Doctors Urged to Write Exercise Prescriptions


Indianapolis — Soon, doctors will be writing prescriptions for exercise if the American Medical Association (AMA) and the American College of Sports Medicine (ACSM) have their way. The two groups have partnered to create the Exercise Is Medicine program, which encourages physicians to advise patients to incorporate at least 30 minutes of exercise and 10 minutes of stretching and light weightlifting into their routines five times a week.

The program is intended to ensure that physical activity is a standard part of discussion in each patient visit and to produce the expectation among patients that their doctor will ask about and prescribe exercise. The AMA and the ACSM also want to help health care providers become consistently effective in counseling patients about their physical activity needs. Another program goal is to change policy in public and private sectors to support physical activity counseling and referrals in clinical settings.

A spokesperson for the AMA says the program should benefit the fitness industry and should increase health club memberships. The AMA will provide physicians with “physician kits” that contain materials such as prescription forms and referral forms, and basic exercise information regarding specific health conditions and details on how to choose a gym and a trainer to help patients get started.

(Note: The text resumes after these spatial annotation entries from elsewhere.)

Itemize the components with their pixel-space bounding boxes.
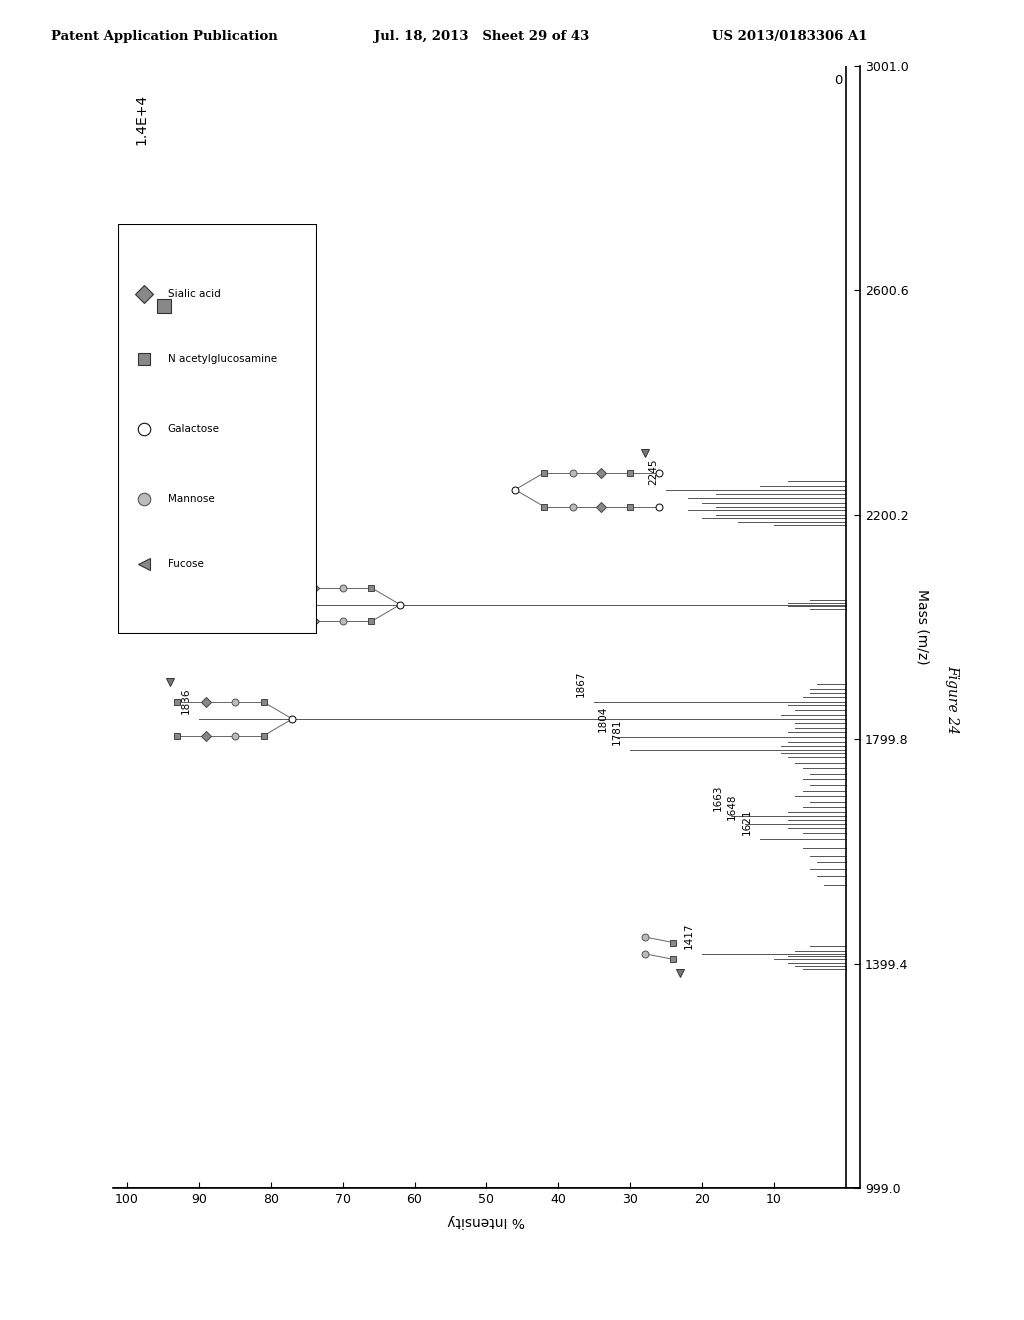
Text: 1804: 1804: [598, 706, 608, 733]
Text: 1648: 1648: [727, 793, 737, 820]
Text: US 2013/0183306 A1: US 2013/0183306 A1: [712, 30, 867, 44]
Text: 1836: 1836: [181, 688, 190, 714]
X-axis label: % Intensity: % Intensity: [447, 1214, 525, 1228]
Text: N acetylglucosamine: N acetylglucosamine: [168, 355, 276, 364]
Text: Mannose: Mannose: [168, 494, 214, 503]
Text: Patent Application Publication: Patent Application Publication: [51, 30, 278, 44]
Text: 2040: 2040: [289, 574, 299, 601]
Text: 0: 0: [835, 74, 843, 87]
FancyBboxPatch shape: [118, 224, 317, 634]
Text: 1781: 1781: [612, 719, 623, 746]
Text: Fucose: Fucose: [168, 560, 204, 569]
Text: 1.4E+4: 1.4E+4: [134, 94, 148, 145]
Text: Sialic acid: Sialic acid: [168, 289, 220, 298]
Text: Jul. 18, 2013   Sheet 29 of 43: Jul. 18, 2013 Sheet 29 of 43: [374, 30, 589, 44]
Text: 1867: 1867: [577, 671, 587, 697]
Text: 1663: 1663: [713, 785, 723, 812]
Text: 2245: 2245: [648, 459, 658, 486]
Text: 1621: 1621: [741, 808, 752, 836]
Text: 1417: 1417: [684, 923, 694, 949]
Y-axis label: Mass (m/z): Mass (m/z): [915, 589, 930, 665]
Text: Galactose: Galactose: [168, 424, 220, 434]
Text: Figure 24: Figure 24: [945, 665, 959, 734]
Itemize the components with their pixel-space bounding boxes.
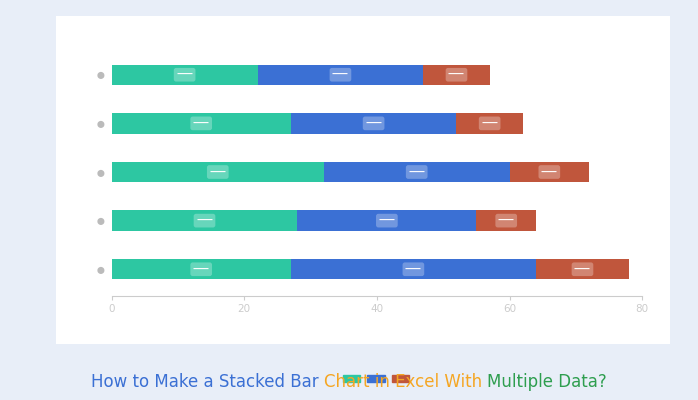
- Text: Multiple Data?: Multiple Data?: [487, 373, 607, 391]
- Text: ——: ——: [193, 119, 209, 128]
- Text: ——: ——: [448, 70, 465, 79]
- Bar: [112, 64, 258, 85]
- Bar: [112, 162, 324, 182]
- FancyBboxPatch shape: [43, 10, 683, 350]
- Bar: [290, 113, 456, 134]
- Legend: , , : , ,: [339, 370, 415, 388]
- Bar: [476, 210, 536, 231]
- Text: ——: ——: [365, 119, 382, 128]
- Bar: [112, 259, 290, 280]
- Text: ——: ——: [405, 265, 422, 274]
- Text: ——: ——: [378, 216, 395, 225]
- Text: ——: ——: [498, 216, 514, 225]
- Bar: [112, 210, 297, 231]
- Text: Chart in Excel With: Chart in Excel With: [324, 373, 487, 391]
- Text: ——: ——: [408, 168, 425, 176]
- Bar: [258, 64, 423, 85]
- Text: How to Make a Stacked Bar: How to Make a Stacked Bar: [91, 373, 324, 391]
- Bar: [324, 162, 510, 182]
- Text: ——: ——: [481, 119, 498, 128]
- Bar: [297, 210, 476, 231]
- Bar: [510, 162, 589, 182]
- Text: ——: ——: [332, 70, 349, 79]
- Bar: [290, 259, 536, 280]
- Text: ——: ——: [574, 265, 591, 274]
- Bar: [456, 113, 523, 134]
- Text: ——: ——: [193, 265, 209, 274]
- Bar: [536, 259, 629, 280]
- Bar: [423, 64, 490, 85]
- Text: ——: ——: [176, 70, 193, 79]
- Text: ——: ——: [541, 168, 558, 176]
- Bar: [112, 113, 290, 134]
- Text: ——: ——: [196, 216, 213, 225]
- Text: ——: ——: [209, 168, 226, 176]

Richard Cotton, the ACSM's national director of certification programs, thinks the physician kits will be key to getting doctors to prescribe exercise to their patients.

“A primary intention of our physician kit will be to help them be more comfortable with the process,” Cotton says. “While many patients can be given a simple prescription to walk or begin a strength or stretching program, an important component of the physician training program will be to assist them introducing their patients to the services offered by the fitness industry, both fitness professionals and clubs alike.”